The purpose of this study was to gain insight into how community volunteers, in collaboration with teachers and the community, developed and implemented supportive school-community plans. The study forms part of the broader SHEBA (Supporting Home Environments in Beating Adversity) project (Ferreira & Ebersöhn, 2011-2013), which investigated the way in which community volunteers applied the asset-based approach in supporting vulnerable communities, by utilising school-based partnerships.
I followed a Participatory Reflection and Action (PRA) methodological approach, relied on interpretivism as meta-theory and implemented a case study research design, as this allowed me to focus on a selected issue of a broader phenomenon. In selecting the case and participants I combined convenience and purposive sampling.

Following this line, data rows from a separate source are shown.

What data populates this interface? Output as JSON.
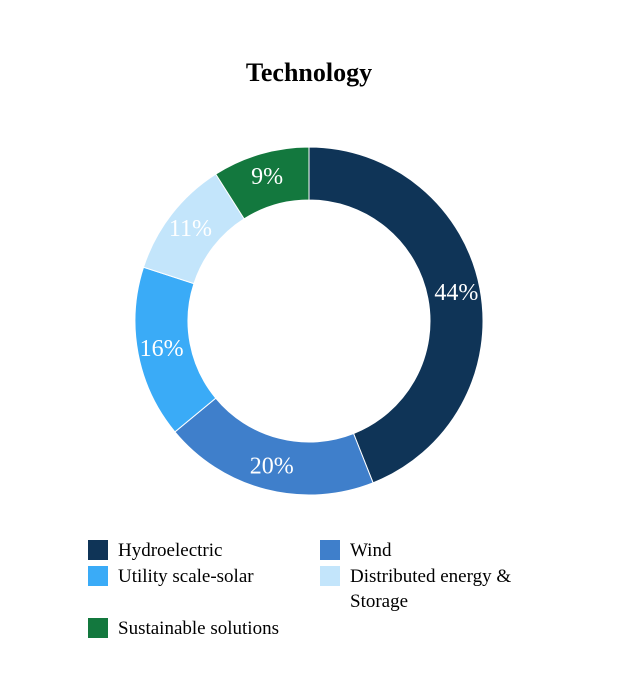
{
  "chart_data": {
    "type": "pie",
    "donut": true,
    "title": "Technology",
    "categories": [
      "Hydroelectric",
      "Wind",
      "Utility scale-solar",
      "Distributed energy & Storage",
      "Sustainable solutions"
    ],
    "values": [
      44,
      20,
      16,
      11,
      9
    ],
    "value_labels": [
      "44%",
      "20%",
      "16%",
      "11%",
      "9%"
    ],
    "colors": [
      "#0f3457",
      "#3f7fcb",
      "#3aabf7",
      "#c3e5fb",
      "#13783e"
    ],
    "label_colors": [
      "#ffffff",
      "#ffffff",
      "#ffffff",
      "#ffffff",
      "#ffffff"
    ],
    "legend_position": "bottom",
    "legend": [
      {
        "label": "Hydroelectric",
        "color": "#0f3457"
      },
      {
        "label": "Wind",
        "color": "#3f7fcb"
      },
      {
        "label": "Utility scale-solar",
        "color": "#3aabf7"
      },
      {
        "label": "Distributed energy & Storage",
        "color": "#c3e5fb"
      },
      {
        "label": "Sustainable solutions",
        "color": "#13783e"
      }
    ]
  }
}
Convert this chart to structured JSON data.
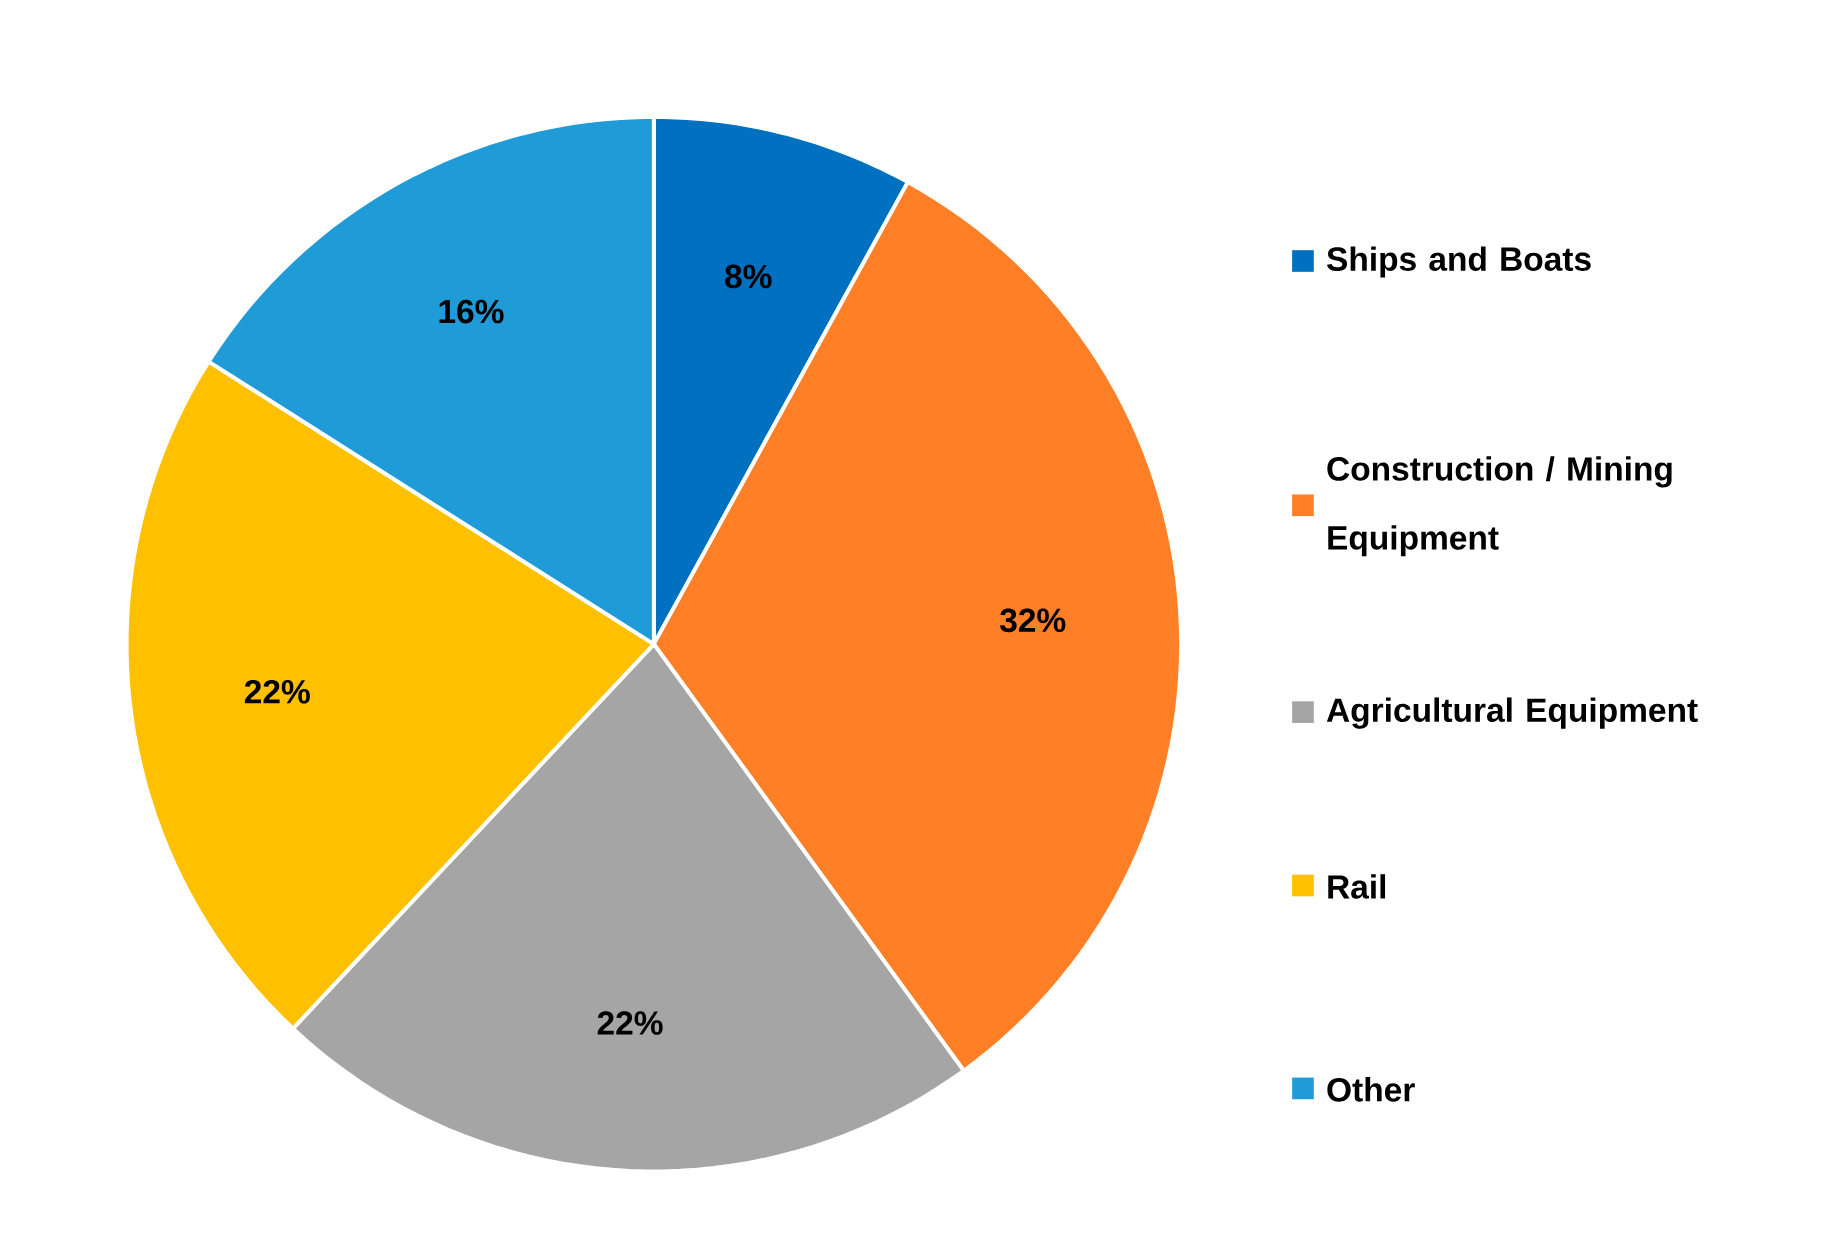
{
  "chart_data": {
    "type": "pie",
    "categories": [
      "Ships and Boats",
      "Construction / Mining Equipment",
      "Agricultural Equipment",
      "Rail",
      "Other"
    ],
    "values": [
      8,
      32,
      22,
      22,
      16
    ],
    "value_labels": [
      "8%",
      "32%",
      "22%",
      "22%",
      "16%"
    ],
    "colors": [
      "#0070c0",
      "#ff7f27",
      "#a5a5a5",
      "#ffc000",
      "#1f9bd7"
    ],
    "legend": "right"
  }
}
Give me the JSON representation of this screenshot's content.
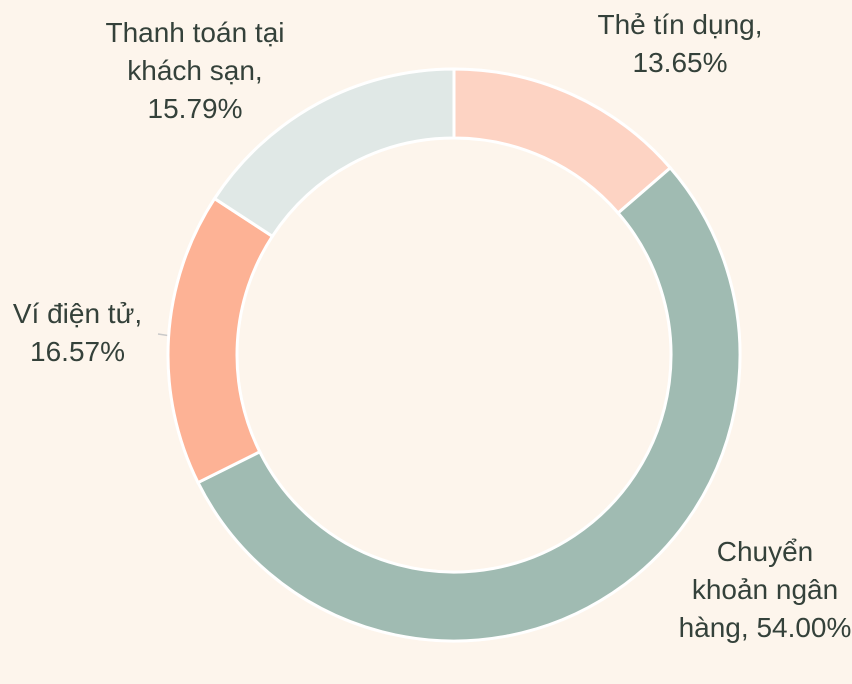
{
  "chart_data": {
    "type": "donut",
    "categories": [
      "Thẻ tín dụng,",
      "Chuyển khoản ngân hàng,",
      "Ví điện tử,",
      "Thanh toán tại khách sạn,"
    ],
    "values": [
      13.65,
      54.0,
      16.57,
      15.79
    ],
    "value_labels": [
      "13.65%",
      "54.00%",
      "16.57%",
      "15.79%"
    ],
    "colors": [
      "#fdd3c3",
      "#a0bbb2",
      "#fdb295",
      "#e0e8e6"
    ]
  }
}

Thirty eight community volunteers participated, who have been involved in the broader SHEBA project and have been supporting schools in high-risk communities in the Eastern Cape province, South Africa. For data generation and documentation I relied on PRA-based workshops, observation, field notes, and visual and audio-visual techniques. I analysed and interpreted the data by means of inductive thematic analysis.
Four themes (with relevant sub-themes) emerged. The first theme relates to the roles of volunteers in school-community partnerships, indicating that community volunteers fulfilled four roles in the school-community. The second theme represents relevant partners in the school-community partnerships that were established. The third theme concerns the implementation phases of supportive school-community plans. The last theme relates to the challenges experienced by participants in school-community partnerships.
Based on the findings of this study, I posit that community volunteers possess the necessary skills to formulate and develop supportive school-community plans that can address the needs of schools, families and the community at large. Volunteers are able to identify, mobilise and manage existing assets and can become resources to the school-communities they serve. This study therefore indicates the ability of volunteers to collaboratively construct knowledge, and provide direction to supportive school-community projects they initiate in collaboration with other stakeholders, in order to support those in need of help. In this way, community volunteers can support teachers, learners and the community in addressing challenges and pursuing positive change.